Monday 24 April 2017

ARRIBA, ARRIBA!!




 
Flavours from around the world continue to intrigue me - hot smoked paprika  one of my current favourites, adding a fiery hue and  fierce heat to recipes.  Combined with cumin, chilli and aromatic coriander from the garden it adds an  authentic flavour to these pork and chorizo enchiladas.   Although they are not aesthetically pleasing  I can guarantee that there is certainly more to them than meets the eye turning your average nightime dinner into something of a fiesta!

https://www.bbcgoodfood.com/recipes/pork-chorizo-enchiladas

I use just one pack of wraps and then halve the amount of peppers, beans, chorizo and passata but I still add the same amount of pork mince.   I tend not to use the whole tub of crème fraiche either. However that still gives enough to freeze two large portions for another day! 







Tuesday 11 April 2017

FILL YOUR BOOTS!



 
Fill your boots with this Hairy Bikers' Minced Beef Wellington.

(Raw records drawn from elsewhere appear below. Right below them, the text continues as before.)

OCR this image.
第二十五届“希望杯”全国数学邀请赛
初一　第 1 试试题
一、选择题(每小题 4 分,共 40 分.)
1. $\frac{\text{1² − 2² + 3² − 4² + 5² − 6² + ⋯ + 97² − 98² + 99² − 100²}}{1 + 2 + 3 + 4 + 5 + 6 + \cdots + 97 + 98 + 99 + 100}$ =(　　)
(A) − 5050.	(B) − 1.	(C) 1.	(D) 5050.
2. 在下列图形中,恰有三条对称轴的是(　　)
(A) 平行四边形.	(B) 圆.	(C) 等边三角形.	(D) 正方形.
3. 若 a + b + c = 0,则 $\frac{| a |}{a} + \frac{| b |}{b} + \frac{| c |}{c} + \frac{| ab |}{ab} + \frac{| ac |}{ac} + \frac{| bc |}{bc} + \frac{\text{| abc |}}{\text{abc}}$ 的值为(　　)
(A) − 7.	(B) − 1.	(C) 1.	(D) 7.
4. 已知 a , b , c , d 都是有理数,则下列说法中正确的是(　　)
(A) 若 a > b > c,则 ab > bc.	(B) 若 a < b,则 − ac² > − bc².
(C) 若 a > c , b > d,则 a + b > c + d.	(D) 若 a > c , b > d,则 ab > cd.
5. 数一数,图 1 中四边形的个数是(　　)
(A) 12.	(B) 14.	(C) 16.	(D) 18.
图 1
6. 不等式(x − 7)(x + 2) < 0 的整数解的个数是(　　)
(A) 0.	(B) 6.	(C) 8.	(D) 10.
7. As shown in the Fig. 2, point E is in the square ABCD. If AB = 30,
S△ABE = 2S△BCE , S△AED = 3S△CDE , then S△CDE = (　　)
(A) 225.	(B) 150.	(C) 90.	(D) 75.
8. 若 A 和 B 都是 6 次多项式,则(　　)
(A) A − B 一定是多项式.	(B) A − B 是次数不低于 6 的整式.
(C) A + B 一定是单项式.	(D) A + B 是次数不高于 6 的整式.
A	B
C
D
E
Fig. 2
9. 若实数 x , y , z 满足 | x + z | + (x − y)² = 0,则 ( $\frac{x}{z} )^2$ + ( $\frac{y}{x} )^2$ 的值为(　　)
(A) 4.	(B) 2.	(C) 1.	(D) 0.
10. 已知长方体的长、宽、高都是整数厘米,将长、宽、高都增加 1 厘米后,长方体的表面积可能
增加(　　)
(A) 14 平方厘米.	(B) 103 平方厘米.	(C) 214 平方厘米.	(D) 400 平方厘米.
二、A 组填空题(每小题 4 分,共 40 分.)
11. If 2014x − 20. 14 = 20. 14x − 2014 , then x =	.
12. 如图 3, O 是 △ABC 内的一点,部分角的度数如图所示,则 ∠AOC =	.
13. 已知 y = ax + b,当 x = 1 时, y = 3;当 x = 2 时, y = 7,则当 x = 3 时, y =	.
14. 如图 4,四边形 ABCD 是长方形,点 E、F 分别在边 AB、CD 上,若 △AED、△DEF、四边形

  I can't find a link to the recipe but I fiddle around with it a little anyway.  A few good handfuls of sage and parsley from the garden
accompany 500 grams  of mince.


 Add a chopped onion, garlic,  an egg and a good shake of the ketchup bottle.
 

 
  Wrap in a pack of Aldi's puff pastry. 
 
 
 
 
 Cook at 200 degrees (180 degrees fan) for 40 minutes.
  
   A little cabbage on the side and some rich gravy delivers a slice of comfort which might be tempting now that the warm weather has disappeared again!